With the frenzy created by the speed and price for which Facebook bought Instagram, app entrepreneurs and investors are excitedly looking for where consumers will next flock within mobile apps. In a recent report, Flurry quantified the dramatic increase in usage among social networking apps on smartphones. For the first time since the App Store launched in summer 2008, the Games category found itself rivaled by another category in terms of time spent in apps. The rise in popularity of apps like Instagram, Path and Skout signals a new era of content consumption on mobile phones where consumers are finding new, compelling ways to spend their time beyond just games.
This report reveals emerging trends in mobile app category usage. By studying how consumer time is shifting across app categories, we provide an early, clear demand signal. In other words, we see where consumers are spending an increasing amount of time in apps beyond Games and Social Networking to show what’s next in mobile app popularity. For this study, Flurry leverages a sample of 8 million active mobile app users across all app categories. Flurry Analytics tracks more than 180,000 applications for more than 67,000 companies across iOS, Android, HTML5, Windows Phone and BlackBerry. The chart below shows the fastest growing app categories based on where consumers are spending their time.

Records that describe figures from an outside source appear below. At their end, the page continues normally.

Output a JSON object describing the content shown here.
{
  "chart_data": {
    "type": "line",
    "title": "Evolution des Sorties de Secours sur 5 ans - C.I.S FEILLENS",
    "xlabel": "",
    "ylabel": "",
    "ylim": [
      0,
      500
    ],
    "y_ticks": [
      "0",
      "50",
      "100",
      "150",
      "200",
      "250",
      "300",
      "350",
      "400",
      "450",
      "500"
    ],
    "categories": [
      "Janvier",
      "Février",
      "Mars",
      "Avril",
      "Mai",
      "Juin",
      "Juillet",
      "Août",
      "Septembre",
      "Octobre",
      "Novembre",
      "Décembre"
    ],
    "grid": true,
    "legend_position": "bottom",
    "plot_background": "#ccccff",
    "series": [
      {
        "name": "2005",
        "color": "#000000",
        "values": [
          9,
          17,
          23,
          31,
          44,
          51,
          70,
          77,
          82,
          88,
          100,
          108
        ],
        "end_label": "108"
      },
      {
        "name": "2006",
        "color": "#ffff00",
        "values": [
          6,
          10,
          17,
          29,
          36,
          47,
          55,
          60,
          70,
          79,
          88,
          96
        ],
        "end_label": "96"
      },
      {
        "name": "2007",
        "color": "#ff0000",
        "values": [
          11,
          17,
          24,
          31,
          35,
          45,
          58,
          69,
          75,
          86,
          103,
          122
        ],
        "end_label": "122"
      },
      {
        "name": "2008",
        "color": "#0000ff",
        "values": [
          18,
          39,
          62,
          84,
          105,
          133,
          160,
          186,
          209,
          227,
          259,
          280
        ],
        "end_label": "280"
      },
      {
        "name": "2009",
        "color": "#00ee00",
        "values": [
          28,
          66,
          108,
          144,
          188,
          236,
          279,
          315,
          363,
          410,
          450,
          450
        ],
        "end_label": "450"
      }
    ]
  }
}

The above chart shows the top five app categories based on growth in minutes spent from October 2011 to March 2012. Starting on the left, the Photo & Video category has grown the most, by 89%, in minutes spent per active user. Music, Productivity, Social Networking and Entertainment round out the top five with growth of 72%, 66%, 54% and 40%, respectively. These categories represent the fastest growing categories in mobile apps over the last 6 months. When considering what’s hot beyond the gaming category on mobile, this gives us a strong indication. Beyond the topical Instagram success story, chances are that future hits are among these categories. Some apps with momentum today include Path, Skout, Viddy, SocialCam, Evernote, Spotify and more. Please note that for iOS and Android, Flurry looks at equivalent categories (e.g., Photos & Videos in the iTunes App Store vs. Media & Video on Google Play). For all charts we use iOS category names.
We next drill down into the Photo & Video app category to better understand growth in this category. Expanding the time range in this chart, we show the number of minutes spent by active user per month from July 2011 through March 2012.
The “overnight” sensation of video sharing apps like Viddy and SocialCam has actually been more like a 9-month tsunami gaining power. Looking at growth from July 2011 to March 2012, time spent in Photo & Video has grown by 166%. Video sharing apps offer a compelling benefit to consumers, allowing them to conveniently capture, edit and share videos on-the-fly using the powerful mobile computing devices in their pockets. Trained by the sharing behavior of Facebook, and enabled by a confluence of underlying technology like built-in HD video cameras, hardy on-device processors, increased network bandwidth, cloud storage and user-friendly applications like Viddy and SocialCam, social video apps are taking off. It’s a meaningful example of the unique innovation possibilities afforded by mobile apps.
Back in 2006, Google acquired the buzzy YouTube for $1.65 billion after its own Google Video service could not keep pace. Now it appears new “cool kids” in the form of Viddy and SocialCam threaten to disintermediate the web juggernaut’s acquisition. In a recent Forbes article, Eric Jackson laid out a hypothesis that the new breed of social companies, typified by Instagram, view mobile as their primary, often exclusive platform. “They don’t even think of launching via a web site. They assume, over time, people will use their mobile applications almost entirely instead of websites.” He concludes that “we will never have Web 3.0, because the Web’s dead.” Just consider that it’s now possible to capture, edit, share and view engaging, meaningful videos among friends, all from your phone, without ever touching a computer. In this perspective, a threat to YouTube begins to feels real.
To generate a comparison between mobile app and Internet video consumption, Flurry combined its data set with publicly available comScore Video Metrix data. In the chart above, we show the number of minutes consumers spend per month using smartphone video apps versus Google Sites on the Internet (primarily YouTube). Over the course of 2011, minutes spent viewing video content online grew from 276 minutes to 472 minutes, or 71%. Over the same time period, video apps grew from 63 minutes to 152 minutes, or 141%. While mobile app video consumption grew more than online consumption, the gap in usage at the end of 2011 was still meaningful. During 2012, however, is where things get interesting. As online video consumption dropped by 10%, mobile app video consumption increased by another 52%. By then end of March, consumers were spending 54% of amount of time in mobile video apps compared to Google Sites online, 231 minutes in apps versus 425 minutes online.
While it cannot be concluded that mobile video apps are cannibalizing YouTube, the shift in time spent between these two platforms appears to be a signal of disruption. Think of it this way: With every mobile video you share of friends, family, vacations, parties and weddings, you are likely loading another bullet in the chamber for Web 3.0. For YouTube, it appears they need to run, outrun your gun.